Membership in the association is voluntary, and members agree to abide by its code of ethics, including compliance with all regulations. The code calls for members to treat patients and families with courtesy and dignity, and “refrain from conduct that undermines the role of the association and the credibility of the sector.”

Not all B.C. care homes are members.

Dix said that recruiting care aides is difficult today, partly because of working conditions and the practice of contract care homes to reincorporate and rehire staff with new union contracts.

“I think it’s a serious problem,” Dix said. “It’s now not just a question of justice for workers and the flipping of contracts and the effect that has on care for seniors, but not respecting the sector is a genuine recruitment problem, a health human resources problem.”

Dix vows to improve job security for care aides, and also work with the B.C. Care Providers Association in an “aggressive campaign” to recruit and retain the needed staff.

B.C. Liberal critic Joan Isaacs says she is pressing Dix to get the additional funds promised by the previous government.
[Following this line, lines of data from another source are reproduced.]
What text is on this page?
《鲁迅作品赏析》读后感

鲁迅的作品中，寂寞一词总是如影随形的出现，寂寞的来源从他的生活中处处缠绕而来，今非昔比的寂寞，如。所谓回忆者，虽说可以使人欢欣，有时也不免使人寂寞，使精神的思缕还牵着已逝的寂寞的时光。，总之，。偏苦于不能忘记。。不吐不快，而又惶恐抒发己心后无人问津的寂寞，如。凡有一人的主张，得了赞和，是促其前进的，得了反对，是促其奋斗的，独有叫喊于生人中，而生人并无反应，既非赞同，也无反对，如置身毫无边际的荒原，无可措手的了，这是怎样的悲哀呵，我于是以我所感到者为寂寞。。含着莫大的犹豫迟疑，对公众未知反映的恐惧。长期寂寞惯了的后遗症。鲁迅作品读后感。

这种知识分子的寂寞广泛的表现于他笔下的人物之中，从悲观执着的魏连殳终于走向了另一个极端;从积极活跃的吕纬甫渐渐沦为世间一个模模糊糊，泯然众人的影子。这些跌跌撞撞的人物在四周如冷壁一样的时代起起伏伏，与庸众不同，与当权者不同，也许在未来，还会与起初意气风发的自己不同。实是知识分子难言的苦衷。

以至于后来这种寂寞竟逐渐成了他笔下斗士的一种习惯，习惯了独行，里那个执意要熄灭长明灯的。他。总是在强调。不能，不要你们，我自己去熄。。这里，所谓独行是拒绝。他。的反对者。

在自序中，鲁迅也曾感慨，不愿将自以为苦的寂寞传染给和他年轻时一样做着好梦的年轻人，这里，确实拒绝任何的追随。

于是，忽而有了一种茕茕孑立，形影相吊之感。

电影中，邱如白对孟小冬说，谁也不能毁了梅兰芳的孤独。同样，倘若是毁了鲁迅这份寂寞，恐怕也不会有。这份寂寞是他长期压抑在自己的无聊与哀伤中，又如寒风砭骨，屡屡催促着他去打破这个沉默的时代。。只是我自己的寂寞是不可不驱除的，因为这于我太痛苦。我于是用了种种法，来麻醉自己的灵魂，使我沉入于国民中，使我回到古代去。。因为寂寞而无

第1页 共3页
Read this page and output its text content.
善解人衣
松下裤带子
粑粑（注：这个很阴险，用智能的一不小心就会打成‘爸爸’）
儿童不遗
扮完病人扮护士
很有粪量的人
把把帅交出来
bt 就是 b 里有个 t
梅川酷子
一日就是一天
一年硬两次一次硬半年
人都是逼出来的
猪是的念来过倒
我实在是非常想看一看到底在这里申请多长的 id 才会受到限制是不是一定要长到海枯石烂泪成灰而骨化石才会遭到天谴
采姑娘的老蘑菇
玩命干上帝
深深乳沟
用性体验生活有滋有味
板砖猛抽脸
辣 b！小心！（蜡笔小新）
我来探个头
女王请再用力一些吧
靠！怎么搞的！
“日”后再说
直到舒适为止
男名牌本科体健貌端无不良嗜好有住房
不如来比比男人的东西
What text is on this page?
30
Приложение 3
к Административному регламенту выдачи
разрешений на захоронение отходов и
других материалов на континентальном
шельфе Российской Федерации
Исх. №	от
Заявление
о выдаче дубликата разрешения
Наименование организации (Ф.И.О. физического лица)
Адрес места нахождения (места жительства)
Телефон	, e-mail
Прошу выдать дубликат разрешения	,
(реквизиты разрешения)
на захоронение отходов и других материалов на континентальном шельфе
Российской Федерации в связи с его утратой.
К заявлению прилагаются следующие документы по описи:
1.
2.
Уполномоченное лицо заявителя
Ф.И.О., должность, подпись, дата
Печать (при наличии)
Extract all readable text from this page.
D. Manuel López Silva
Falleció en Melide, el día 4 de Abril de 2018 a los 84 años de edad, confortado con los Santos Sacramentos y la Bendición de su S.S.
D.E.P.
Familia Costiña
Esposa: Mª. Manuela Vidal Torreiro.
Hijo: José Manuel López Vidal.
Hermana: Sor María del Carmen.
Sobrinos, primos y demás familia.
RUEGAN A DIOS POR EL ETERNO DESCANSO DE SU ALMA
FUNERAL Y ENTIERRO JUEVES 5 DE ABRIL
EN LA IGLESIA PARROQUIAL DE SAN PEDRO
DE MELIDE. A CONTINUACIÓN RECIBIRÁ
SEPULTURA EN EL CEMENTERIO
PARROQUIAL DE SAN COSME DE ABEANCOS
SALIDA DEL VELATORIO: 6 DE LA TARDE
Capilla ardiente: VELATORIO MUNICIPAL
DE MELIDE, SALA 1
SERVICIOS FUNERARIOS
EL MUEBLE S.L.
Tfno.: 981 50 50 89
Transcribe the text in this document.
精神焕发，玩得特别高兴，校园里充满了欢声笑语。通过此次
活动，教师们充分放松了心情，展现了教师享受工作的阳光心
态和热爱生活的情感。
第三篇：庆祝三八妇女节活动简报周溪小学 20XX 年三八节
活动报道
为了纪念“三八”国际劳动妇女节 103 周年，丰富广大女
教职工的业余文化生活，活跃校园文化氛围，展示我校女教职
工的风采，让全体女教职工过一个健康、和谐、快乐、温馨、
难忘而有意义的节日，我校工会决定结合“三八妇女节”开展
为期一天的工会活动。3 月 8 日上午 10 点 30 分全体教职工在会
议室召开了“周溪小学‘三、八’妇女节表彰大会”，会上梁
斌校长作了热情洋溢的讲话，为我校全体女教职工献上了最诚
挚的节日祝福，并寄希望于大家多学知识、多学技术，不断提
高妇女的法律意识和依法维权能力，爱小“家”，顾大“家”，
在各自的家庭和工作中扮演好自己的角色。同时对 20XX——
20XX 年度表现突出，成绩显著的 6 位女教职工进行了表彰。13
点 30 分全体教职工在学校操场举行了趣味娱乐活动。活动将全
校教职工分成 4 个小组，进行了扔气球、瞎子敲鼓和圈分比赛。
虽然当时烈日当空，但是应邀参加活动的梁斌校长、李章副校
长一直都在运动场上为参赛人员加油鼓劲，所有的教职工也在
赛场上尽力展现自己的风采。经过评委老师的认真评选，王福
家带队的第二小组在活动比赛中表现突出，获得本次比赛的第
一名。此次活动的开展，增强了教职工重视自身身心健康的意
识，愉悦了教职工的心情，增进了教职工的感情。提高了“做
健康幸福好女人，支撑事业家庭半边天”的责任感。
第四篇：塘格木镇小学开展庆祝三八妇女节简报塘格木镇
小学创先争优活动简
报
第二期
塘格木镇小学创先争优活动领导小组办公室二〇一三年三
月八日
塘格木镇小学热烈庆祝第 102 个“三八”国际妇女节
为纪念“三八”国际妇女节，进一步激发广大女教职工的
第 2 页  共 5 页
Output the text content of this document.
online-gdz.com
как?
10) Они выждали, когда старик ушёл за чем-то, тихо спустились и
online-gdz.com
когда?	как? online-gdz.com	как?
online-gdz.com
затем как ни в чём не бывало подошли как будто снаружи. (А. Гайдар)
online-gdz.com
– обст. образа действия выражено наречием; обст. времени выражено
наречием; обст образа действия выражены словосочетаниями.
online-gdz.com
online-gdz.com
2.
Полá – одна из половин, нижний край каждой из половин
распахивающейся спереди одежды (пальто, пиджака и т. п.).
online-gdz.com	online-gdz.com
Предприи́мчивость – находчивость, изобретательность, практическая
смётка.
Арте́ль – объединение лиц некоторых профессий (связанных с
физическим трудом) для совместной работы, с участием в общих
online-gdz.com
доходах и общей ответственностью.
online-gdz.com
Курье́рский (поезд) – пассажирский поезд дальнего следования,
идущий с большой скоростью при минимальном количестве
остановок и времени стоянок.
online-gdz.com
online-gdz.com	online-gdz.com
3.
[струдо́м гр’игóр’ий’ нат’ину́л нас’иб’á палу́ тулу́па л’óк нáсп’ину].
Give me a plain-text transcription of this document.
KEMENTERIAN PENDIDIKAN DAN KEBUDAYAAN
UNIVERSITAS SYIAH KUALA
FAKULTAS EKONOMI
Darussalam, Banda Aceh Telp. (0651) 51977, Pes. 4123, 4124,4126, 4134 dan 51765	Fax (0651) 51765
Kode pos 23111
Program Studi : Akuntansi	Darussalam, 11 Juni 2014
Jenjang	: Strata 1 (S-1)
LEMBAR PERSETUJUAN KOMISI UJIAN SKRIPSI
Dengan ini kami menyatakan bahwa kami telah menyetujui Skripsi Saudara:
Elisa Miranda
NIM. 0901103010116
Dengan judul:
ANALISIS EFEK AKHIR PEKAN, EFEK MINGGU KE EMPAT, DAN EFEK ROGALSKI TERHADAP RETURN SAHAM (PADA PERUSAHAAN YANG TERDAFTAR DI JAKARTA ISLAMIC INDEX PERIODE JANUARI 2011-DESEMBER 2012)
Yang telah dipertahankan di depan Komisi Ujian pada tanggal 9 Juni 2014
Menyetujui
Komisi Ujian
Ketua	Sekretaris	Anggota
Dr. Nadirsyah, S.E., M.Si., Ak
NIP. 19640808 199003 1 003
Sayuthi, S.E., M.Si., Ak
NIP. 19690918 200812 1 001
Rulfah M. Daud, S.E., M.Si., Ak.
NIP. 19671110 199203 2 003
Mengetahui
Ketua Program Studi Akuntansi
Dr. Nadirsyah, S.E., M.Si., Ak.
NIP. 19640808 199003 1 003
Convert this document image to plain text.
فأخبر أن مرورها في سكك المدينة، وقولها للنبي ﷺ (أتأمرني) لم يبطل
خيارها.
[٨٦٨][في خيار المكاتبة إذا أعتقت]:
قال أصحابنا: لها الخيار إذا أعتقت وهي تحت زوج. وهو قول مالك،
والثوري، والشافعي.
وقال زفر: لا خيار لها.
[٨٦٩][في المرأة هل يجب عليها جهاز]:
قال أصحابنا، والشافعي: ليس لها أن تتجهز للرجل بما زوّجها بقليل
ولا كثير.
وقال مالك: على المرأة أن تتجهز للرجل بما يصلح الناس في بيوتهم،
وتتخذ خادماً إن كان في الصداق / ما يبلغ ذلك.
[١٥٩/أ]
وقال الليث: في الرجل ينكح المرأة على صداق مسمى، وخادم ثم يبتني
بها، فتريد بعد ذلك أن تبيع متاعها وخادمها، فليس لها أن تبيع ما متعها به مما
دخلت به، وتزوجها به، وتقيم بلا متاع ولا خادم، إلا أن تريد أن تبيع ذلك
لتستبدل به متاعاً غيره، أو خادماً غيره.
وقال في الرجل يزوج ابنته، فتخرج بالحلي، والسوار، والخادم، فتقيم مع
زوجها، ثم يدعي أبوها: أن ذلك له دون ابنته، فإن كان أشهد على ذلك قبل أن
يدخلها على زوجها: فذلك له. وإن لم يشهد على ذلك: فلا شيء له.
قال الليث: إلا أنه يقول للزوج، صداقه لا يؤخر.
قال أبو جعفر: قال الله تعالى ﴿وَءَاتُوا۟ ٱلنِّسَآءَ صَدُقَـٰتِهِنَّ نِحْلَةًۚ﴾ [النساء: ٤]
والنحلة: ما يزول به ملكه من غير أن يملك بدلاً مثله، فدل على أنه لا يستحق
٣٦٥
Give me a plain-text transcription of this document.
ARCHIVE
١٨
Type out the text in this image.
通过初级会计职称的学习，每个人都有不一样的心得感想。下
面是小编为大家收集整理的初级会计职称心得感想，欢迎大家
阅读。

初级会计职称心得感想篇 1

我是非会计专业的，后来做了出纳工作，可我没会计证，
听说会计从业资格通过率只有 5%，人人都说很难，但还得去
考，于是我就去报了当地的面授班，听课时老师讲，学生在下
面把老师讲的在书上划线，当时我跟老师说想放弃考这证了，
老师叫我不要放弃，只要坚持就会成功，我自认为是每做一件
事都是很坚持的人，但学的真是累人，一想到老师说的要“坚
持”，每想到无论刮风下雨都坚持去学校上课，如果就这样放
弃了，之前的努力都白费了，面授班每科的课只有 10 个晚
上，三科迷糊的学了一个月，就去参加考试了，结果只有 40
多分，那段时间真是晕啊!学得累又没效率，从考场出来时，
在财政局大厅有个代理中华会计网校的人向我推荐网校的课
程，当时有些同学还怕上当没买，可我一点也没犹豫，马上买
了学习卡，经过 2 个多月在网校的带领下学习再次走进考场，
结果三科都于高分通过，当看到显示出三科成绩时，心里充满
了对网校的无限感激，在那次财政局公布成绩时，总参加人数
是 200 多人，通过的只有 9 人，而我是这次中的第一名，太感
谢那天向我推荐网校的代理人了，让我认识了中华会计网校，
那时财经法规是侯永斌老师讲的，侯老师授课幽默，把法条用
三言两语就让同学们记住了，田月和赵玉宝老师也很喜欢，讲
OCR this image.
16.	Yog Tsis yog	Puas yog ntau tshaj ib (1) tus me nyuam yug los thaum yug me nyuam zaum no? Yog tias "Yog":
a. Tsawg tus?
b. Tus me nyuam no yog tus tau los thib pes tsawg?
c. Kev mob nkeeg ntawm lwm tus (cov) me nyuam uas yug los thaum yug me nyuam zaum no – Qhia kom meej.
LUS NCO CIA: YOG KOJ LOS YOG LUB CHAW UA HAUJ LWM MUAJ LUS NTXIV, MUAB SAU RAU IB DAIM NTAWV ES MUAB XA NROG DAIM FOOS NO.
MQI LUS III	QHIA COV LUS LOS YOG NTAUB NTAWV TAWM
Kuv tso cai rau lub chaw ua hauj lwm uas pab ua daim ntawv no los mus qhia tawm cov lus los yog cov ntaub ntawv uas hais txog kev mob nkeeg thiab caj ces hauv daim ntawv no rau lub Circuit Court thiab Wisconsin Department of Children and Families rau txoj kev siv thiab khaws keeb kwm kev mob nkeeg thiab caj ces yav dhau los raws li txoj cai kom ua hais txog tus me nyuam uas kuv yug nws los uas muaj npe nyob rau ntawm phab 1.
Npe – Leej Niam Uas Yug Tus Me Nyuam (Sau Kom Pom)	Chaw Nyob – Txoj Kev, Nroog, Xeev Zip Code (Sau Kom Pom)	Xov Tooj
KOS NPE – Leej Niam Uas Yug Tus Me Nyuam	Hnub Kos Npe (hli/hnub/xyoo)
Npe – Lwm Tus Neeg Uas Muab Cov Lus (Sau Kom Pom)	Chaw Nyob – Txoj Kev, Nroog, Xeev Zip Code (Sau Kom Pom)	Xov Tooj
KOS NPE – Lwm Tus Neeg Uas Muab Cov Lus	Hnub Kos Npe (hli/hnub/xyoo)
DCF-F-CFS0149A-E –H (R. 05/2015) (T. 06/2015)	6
And she defends the practice of care homes reorganizing when taxpayer-subsidized public sector union benefits are too costly. With falling interest rates on safe investments, defined-benefit pensions have been eliminated in much of the private sector. Public sector unions battle to hold onto them.

“The biggest challenge is union contracts where we have to fund the pensions and employee benefits, and that becomes a huge cost for the sector to bear,” Isaacs said. “And I think this is where we have to be mindful of what is the most important thing, and that is that we deliver some form of accountability to our seniors so that our care is being delivered, whether it’s private or public, in a manner where people have a quality of life and get the care and attention that they deserve.”